Alle tensioni dovute al Coronavirus, si aggiunsero quelle derivanti dalla crisi di governo venutasi a determinare con l’uscita del partito di Matteo Renzi (Italia viva) dall’Esecutivo Pd-M5s, nella quale circostanza il presidente venne “strattonato” più volte da parte della stampa, da taluni opinionisti, da alcuni politici, perché in qualche modo uscisse da un silenzio che veniva interpretato – a seconda delle variegate impressioni – come debolezza, eccesso di riservatezza, irrisolutezza.

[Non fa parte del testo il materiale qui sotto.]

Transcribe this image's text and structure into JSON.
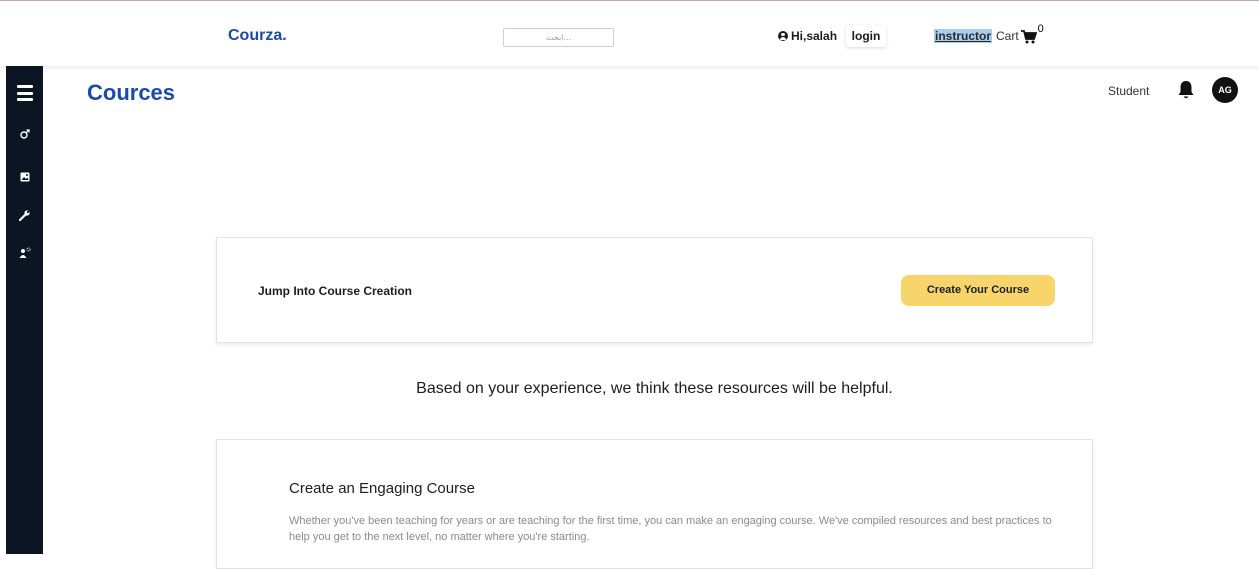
{
  "header": {
    "brand": "Courza.",
    "search_placeholder": "ابحث...",
    "greeting": "Hi,salah",
    "login_label": "login",
    "instructor_label": "instructor",
    "cart_label": "Cart",
    "cart_count": "0"
  },
  "sidebar": {
    "items": [
      "menu-icon",
      "gender-icon",
      "image-icon",
      "wrench-icon",
      "user-gear-icon"
    ]
  },
  "page": {
    "title": "Cources",
    "role_label": "Student",
    "avatar_initials": "AG"
  },
  "creation_card": {
    "text": "Jump Into Course Creation",
    "button_label": "Create Your Course",
    "button_color": "#f8d56b"
  },
  "resources": {
    "heading": "Based on your experience, we think these resources will be helpful.",
    "card_title": "Create an Engaging Course",
    "card_description": "Whether you've been teaching for years or are teaching for the first time, you can make an engaging course. We've compiled resources and best practices to help you get to the next level, no matter where you're starting."
  },
  "colors": {
    "brand": "#1b4ba6",
    "sidebar_bg": "#0c1524"
  }
}
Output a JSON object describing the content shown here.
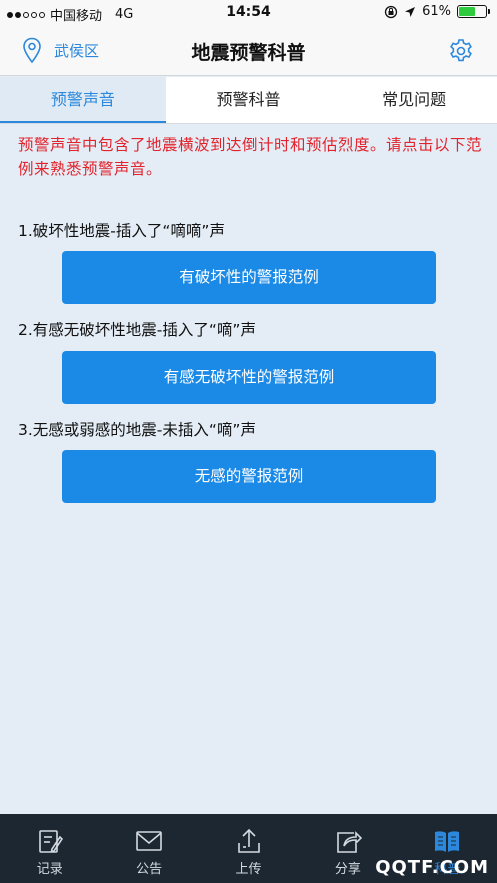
{
  "status_bar": {
    "carrier": "中国移动",
    "network": "4G",
    "time": "14:54",
    "battery": "61%",
    "battery_level": 0.61
  },
  "nav": {
    "location": "武侯区",
    "title": "地震预警科普"
  },
  "tabs": [
    {
      "label": "预警声音",
      "active": true
    },
    {
      "label": "预警科普",
      "active": false
    },
    {
      "label": "常见问题",
      "active": false
    }
  ],
  "intro": "预警声音中包含了地震横波到达倒计时和预估烈度。请点击以下范例来熟悉预警声音。",
  "examples": [
    {
      "title": "1.破坏性地震-插入了“嘀嘀”声",
      "button": "有破坏性的警报范例"
    },
    {
      "title": "2.有感无破坏性地震-插入了“嘀”声",
      "button": "有感无破坏性的警报范例"
    },
    {
      "title": "3.无感或弱感的地震-未插入“嘀”声",
      "button": "无感的警报范例"
    }
  ],
  "tab_bar": [
    {
      "label": "记录",
      "icon": "edit-record-icon"
    },
    {
      "label": "公告",
      "icon": "mail-icon"
    },
    {
      "label": "上传",
      "icon": "upload-icon"
    },
    {
      "label": "分享",
      "icon": "share-icon"
    },
    {
      "label": "科普",
      "icon": "book-icon",
      "active": true
    }
  ],
  "watermark": "QQTF.COM",
  "colors": {
    "accent": "#2b88dc",
    "button": "#1b8ae6",
    "intro_text": "#e2232c",
    "background": "#e4edf6",
    "tab_bar": "#1c2732"
  }
}
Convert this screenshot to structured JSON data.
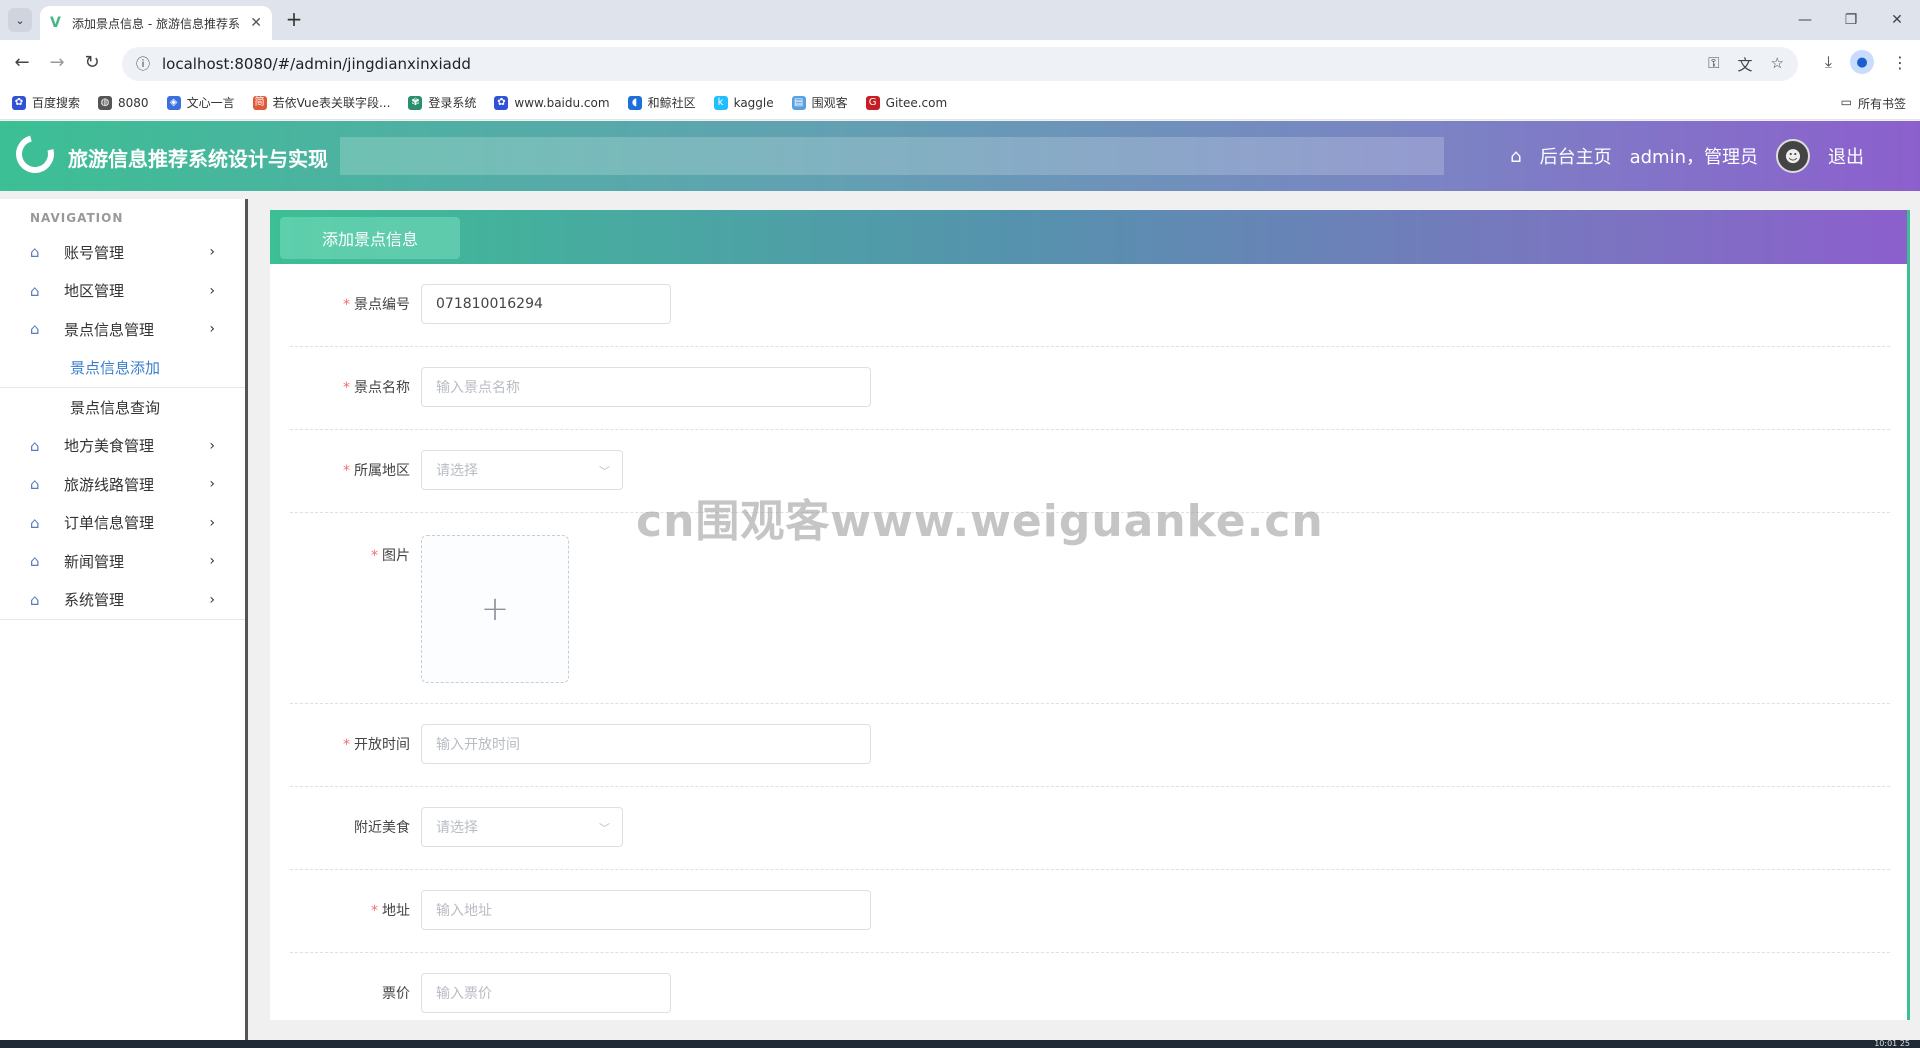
{
  "browser": {
    "tab_title": "添加景点信息 - 旅游信息推荐系",
    "url": "localhost:8080/#/admin/jingdianxinxiadd",
    "bookmarks": [
      {
        "label": "百度搜索",
        "icon": "baidu-icon",
        "color": "#3052d6"
      },
      {
        "label": "8080",
        "icon": "globe-icon",
        "color": "#555555"
      },
      {
        "label": "文心一言",
        "icon": "wenxin-icon",
        "color": "#3a6fe0"
      },
      {
        "label": "若依Vue表关联字段...",
        "icon": "ruoyi-icon",
        "color": "#e05a3a"
      },
      {
        "label": "登录系统",
        "icon": "leaf-icon",
        "color": "#2a8f6a"
      },
      {
        "label": "www.baidu.com",
        "icon": "baidu-icon",
        "color": "#3052d6"
      },
      {
        "label": "和鲸社区",
        "icon": "heywhale-icon",
        "color": "#1e6fd9"
      },
      {
        "label": "kaggle",
        "icon": "kaggle-icon",
        "color": "#20beff"
      },
      {
        "label": "围观客",
        "icon": "weiguanke-icon",
        "color": "#5aa0e0"
      },
      {
        "label": "Gitee.com",
        "icon": "gitee-icon",
        "color": "#c71d23"
      }
    ],
    "bookmarks_folder": "所有书签"
  },
  "header": {
    "title": "旅游信息推荐系统设计与实现",
    "home_label": "后台主页",
    "user_label": "admin，管理员",
    "logout_label": "退出"
  },
  "sidebar": {
    "heading": "NAVIGATION",
    "items": [
      {
        "label": "账号管理"
      },
      {
        "label": "地区管理"
      },
      {
        "label": "景点信息管理"
      }
    ],
    "subitems": [
      {
        "label": "景点信息添加",
        "active": true
      },
      {
        "label": "景点信息查询",
        "active": false
      }
    ],
    "items_after": [
      {
        "label": "地方美食管理"
      },
      {
        "label": "旅游线路管理"
      },
      {
        "label": "订单信息管理"
      },
      {
        "label": "新闻管理"
      },
      {
        "label": "系统管理"
      }
    ]
  },
  "page": {
    "tab_label": "添加景点信息"
  },
  "form": {
    "code": {
      "label": "景点编号",
      "value": "071810016294",
      "required": true
    },
    "name": {
      "label": "景点名称",
      "placeholder": "输入景点名称",
      "required": true
    },
    "region": {
      "label": "所属地区",
      "placeholder": "请选择",
      "required": true
    },
    "image": {
      "label": "图片",
      "required": true
    },
    "open_time": {
      "label": "开放时间",
      "placeholder": "输入开放时间",
      "required": true
    },
    "nearby_food": {
      "label": "附近美食",
      "placeholder": "请选择",
      "required": false
    },
    "address": {
      "label": "地址",
      "placeholder": "输入地址",
      "required": true
    },
    "price": {
      "label": "票价",
      "placeholder": "输入票价",
      "required": false
    }
  },
  "watermark": "cn围观客www.weiguanke.cn",
  "taskbar_time": "10:01 25"
}
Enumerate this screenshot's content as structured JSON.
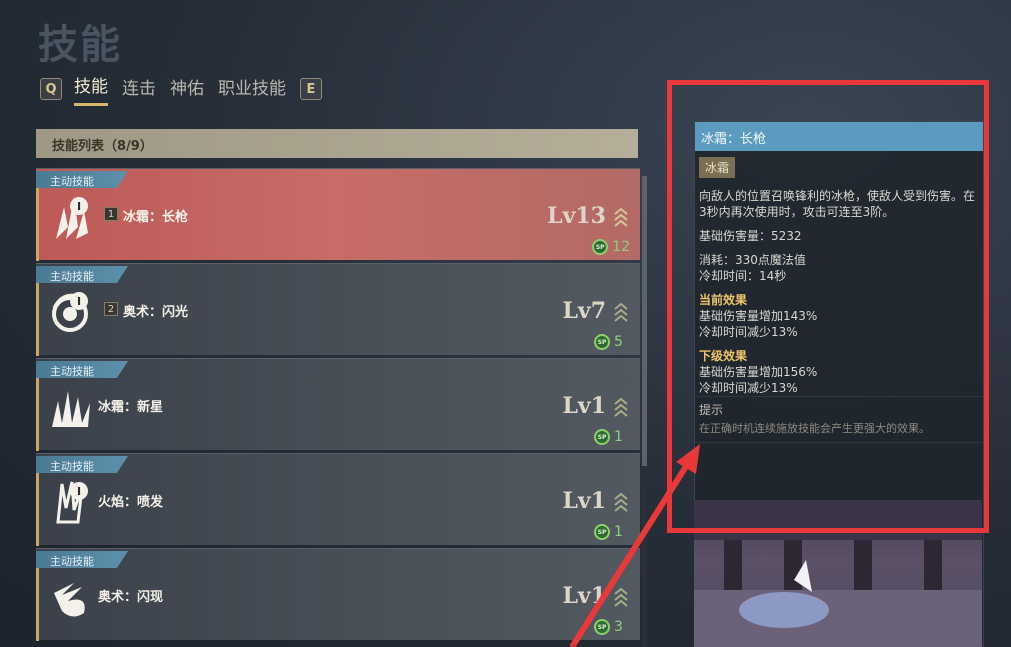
{
  "page": {
    "title": "技能"
  },
  "tabs": {
    "prev_key": "Q",
    "next_key": "E",
    "items": [
      {
        "label": "技能",
        "active": true
      },
      {
        "label": "连击",
        "active": false
      },
      {
        "label": "神佑",
        "active": false
      },
      {
        "label": "职业技能",
        "active": false
      }
    ]
  },
  "skill_list": {
    "header": "技能列表（8/9）",
    "items": [
      {
        "tag": "主动技能",
        "slot": "1",
        "name": "冰霜：长枪",
        "level": "Lv13",
        "sp": "12",
        "icon": "ice-spear-icon",
        "selected": true
      },
      {
        "tag": "主动技能",
        "slot": "2",
        "name": "奥术：闪光",
        "level": "Lv7",
        "sp": "5",
        "icon": "arcane-flash-icon",
        "selected": false
      },
      {
        "tag": "主动技能",
        "slot": "",
        "name": "冰霜：新星",
        "level": "Lv1",
        "sp": "1",
        "icon": "frost-nova-icon",
        "selected": false
      },
      {
        "tag": "主动技能",
        "slot": "",
        "name": "火焰：喷发",
        "level": "Lv1",
        "sp": "1",
        "icon": "fire-eruption-icon",
        "selected": false
      },
      {
        "tag": "主动技能",
        "slot": "",
        "name": "奥术：闪现",
        "level": "Lv1",
        "sp": "3",
        "icon": "arcane-blink-icon",
        "selected": false
      }
    ]
  },
  "detail": {
    "title": "冰霜：长枪",
    "element": "冰霜",
    "description": "向敌人的位置召唤锋利的冰枪，使敌人受到伤害。在3秒内再次使用时，攻击可连至3阶。",
    "base_damage": "基础伤害量：5232",
    "cost": "消耗：330点魔法值",
    "cooldown": "冷却时间：14秒",
    "current_title": "当前效果",
    "current_damage": "基础伤害量增加143%",
    "current_cooldown": "冷却时间减少13%",
    "next_title": "下级效果",
    "next_damage": "基础伤害量增加156%",
    "next_cooldown": "冷却时间减少13%",
    "hint_title": "提示",
    "hint_text": "在正确时机连续施放技能会产生更强大的效果。"
  },
  "colors": {
    "selected_row": "#c0605d",
    "detail_title_bar": "#5b9bc0",
    "highlight_box": "#e8383a",
    "sp_green": "#8fd07a"
  }
}
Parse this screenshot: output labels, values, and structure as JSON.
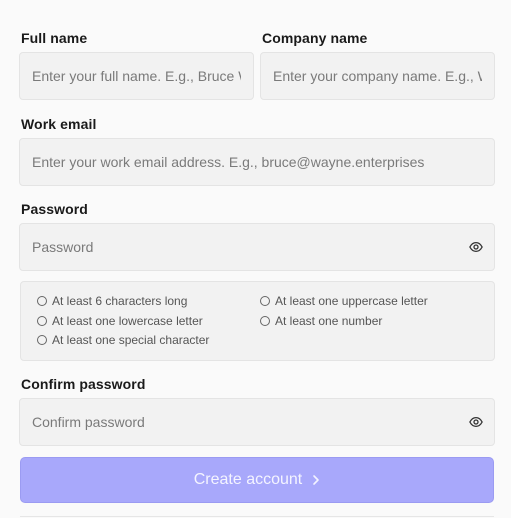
{
  "form": {
    "full_name": {
      "label": "Full name",
      "placeholder": "Enter your full name. E.g., Bruce Wayne",
      "value": ""
    },
    "company_name": {
      "label": "Company name",
      "placeholder": "Enter your company name. E.g., Wayne Enterprises",
      "value": ""
    },
    "work_email": {
      "label": "Work email",
      "placeholder": "Enter your work email address. E.g., bruce@wayne.enterprises",
      "value": ""
    },
    "password": {
      "label": "Password",
      "placeholder": "Password",
      "value": "",
      "toggle_icon": "eye-icon"
    },
    "password_rules": [
      {
        "label": "At least 6 characters long",
        "met": false
      },
      {
        "label": "At least one uppercase letter",
        "met": false
      },
      {
        "label": "At least one lowercase letter",
        "met": false
      },
      {
        "label": "At least one number",
        "met": false
      },
      {
        "label": "At least one special character",
        "met": false
      }
    ],
    "confirm_password": {
      "label": "Confirm password",
      "placeholder": "Confirm password",
      "value": "",
      "toggle_icon": "eye-icon"
    },
    "submit": {
      "label": "Create account",
      "icon": "chevron-right-icon",
      "enabled": false
    }
  },
  "colors": {
    "field_bg": "#f2f2f2",
    "button_bg": "#a8a8fb",
    "button_text": "#f4f4ff"
  }
}
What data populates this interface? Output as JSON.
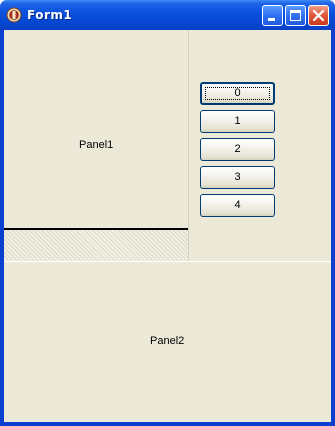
{
  "window": {
    "title": "Form1",
    "controls": [
      "minimize-icon",
      "maximize-icon",
      "close-icon"
    ]
  },
  "panel1": {
    "label": "Panel1"
  },
  "panel2": {
    "label": "Panel2"
  },
  "buttons": [
    {
      "label": "0"
    },
    {
      "label": "1"
    },
    {
      "label": "2"
    },
    {
      "label": "3"
    },
    {
      "label": "4"
    }
  ],
  "colors": {
    "titlebar": "#0548d4",
    "face": "#ece9d8",
    "close_button": "#e0573a",
    "button_border": "#003c74"
  }
}
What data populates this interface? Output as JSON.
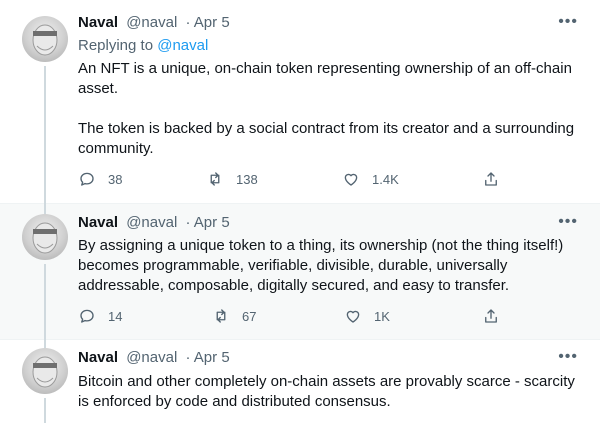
{
  "tweets": [
    {
      "author": "Naval",
      "handle": "@naval",
      "date": "· Apr 5",
      "replying_prefix": "Replying to ",
      "replying_to": "@naval",
      "paragraphs": [
        "An NFT is a unique, on-chain token representing ownership of an off-chain asset.",
        "The token is backed by a social contract from its creator and a surrounding community."
      ],
      "replies": "38",
      "retweets": "138",
      "likes": "1.4K",
      "more": "•••"
    },
    {
      "author": "Naval",
      "handle": "@naval",
      "date": "· Apr 5",
      "paragraphs": [
        "By assigning a unique token to a thing, its ownership (not the thing itself!) becomes programmable, verifiable, divisible, durable, universally addressable, composable, digitally secured, and easy to transfer."
      ],
      "replies": "14",
      "retweets": "67",
      "likes": "1K",
      "more": "•••"
    },
    {
      "author": "Naval",
      "handle": "@naval",
      "date": "· Apr 5",
      "paragraphs": [
        "Bitcoin and other completely on-chain assets are provably scarce - scarcity is enforced by code and distributed consensus."
      ],
      "more": "•••"
    }
  ],
  "icons": {
    "reply": "comment-bubble-icon",
    "retweet": "retweet-arrows-icon",
    "like": "heart-outline-icon",
    "share": "share-upload-icon",
    "more": "more-dots-icon"
  },
  "colors": {
    "text": "#0f1419",
    "secondary": "#536471",
    "link": "#1d9bf0",
    "highlight_bg": "#f7f9f9",
    "thread_line": "#cfd9de"
  }
}
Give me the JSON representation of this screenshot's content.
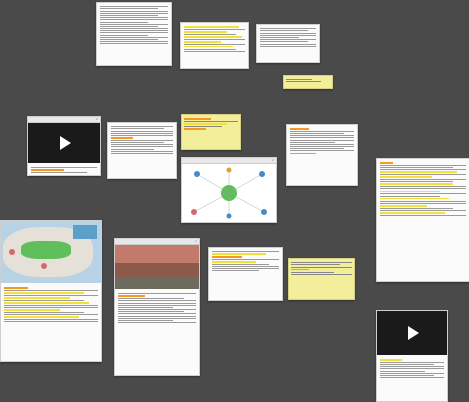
{
  "cards": {
    "c1": {
      "title": ""
    },
    "c2": {
      "title": ""
    },
    "c3": {
      "title": ""
    },
    "video_card": {
      "title": ""
    },
    "map_card": {
      "title": ""
    },
    "photo_card": {
      "title": ""
    },
    "diagram_card": {
      "title": ""
    },
    "right_card": {
      "title": ""
    },
    "right_video": {
      "title": ""
    }
  },
  "close_glyph": "×",
  "accent": {
    "highlight": "#f2e13a",
    "orange": "#f59a1e",
    "note": "#f2ee9a",
    "canvas": "#4a4a4a"
  }
}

Falliti tutti i tentativi di risolvere la crisi del governo Conte bis, il capo dello Stato uscì dal tradizionale riserbo con un discorso di rara incisività e di grande chiarezza, sul dramma politico ed economico che stava attraversando l’Italia al suo interno, come nelle relazioni internazionali. Evidenziò che a fronte del fallimento della creazione di un nuovo governo su base politica, si era ventilato il ricorso ad elezioni anticipate, ma avvertì al riguardo che il lungo periodo di campagna elettorale sarebbe coinciso con la crisi sanitaria.

Entro il mese di aprile andava presentato alla Commissione europea il piano per l’utilizzo dei grandi fondi europei, ed era fortemente auspicabile che ciò avvenisse prima di quella data di scadenza, perché quegli indispensabili finanziamenti venissero impegnati. Occorreva poi provvedere tempestivamente al loro utilizzo, per non rischiare di perderli. Nel perdurare di un clima politico di pericolosa stagnazione, il capo dello Stato dopo una serie di consultazioni preliminari conferì al professor Mario Draghi l’incarico per la formazione del nuovo Governo, che si compose sia di figure di sperimentata esperienza tecnica, che di esponenti politici. Il capo dello Stato, già estremamente parco nel suo “dire”, alla vigilia del “semestre bianco” richiamò con significante energia i competenti Organi costituzionali al puntuale rispetto della massima Carta, reiteratamente aggirata in quanto innanzi a “provvedimento governativo ab origine a contenuto plurimo”, volto esclusivamente ad introdurre misure di sostegno economico post pandemico, in sede di conversione erano stati introdotti dei contenuti non pertinenti, singolarmente evidenziati dal presidente. Il 29 gennaio 2022 Mattarella nonostante l’indisponibilità ad un secondo mandato, reiteratamente manifestata con dichiarazioni e fatti concludenti, venne rieletto presidente della Repubblica con 759 voti. Ne sono seguite poche e sobrie parole, come è suo costume, ma tanti inespressi e pur percepibili significati, circa la vita da intendersi come missione al servizio del bene comune, innanzi al quale gli stessi affetti familiari divengono necessariamente – e non senza pena – recessivi. “Salus suprema rei publicae ante omnia...”.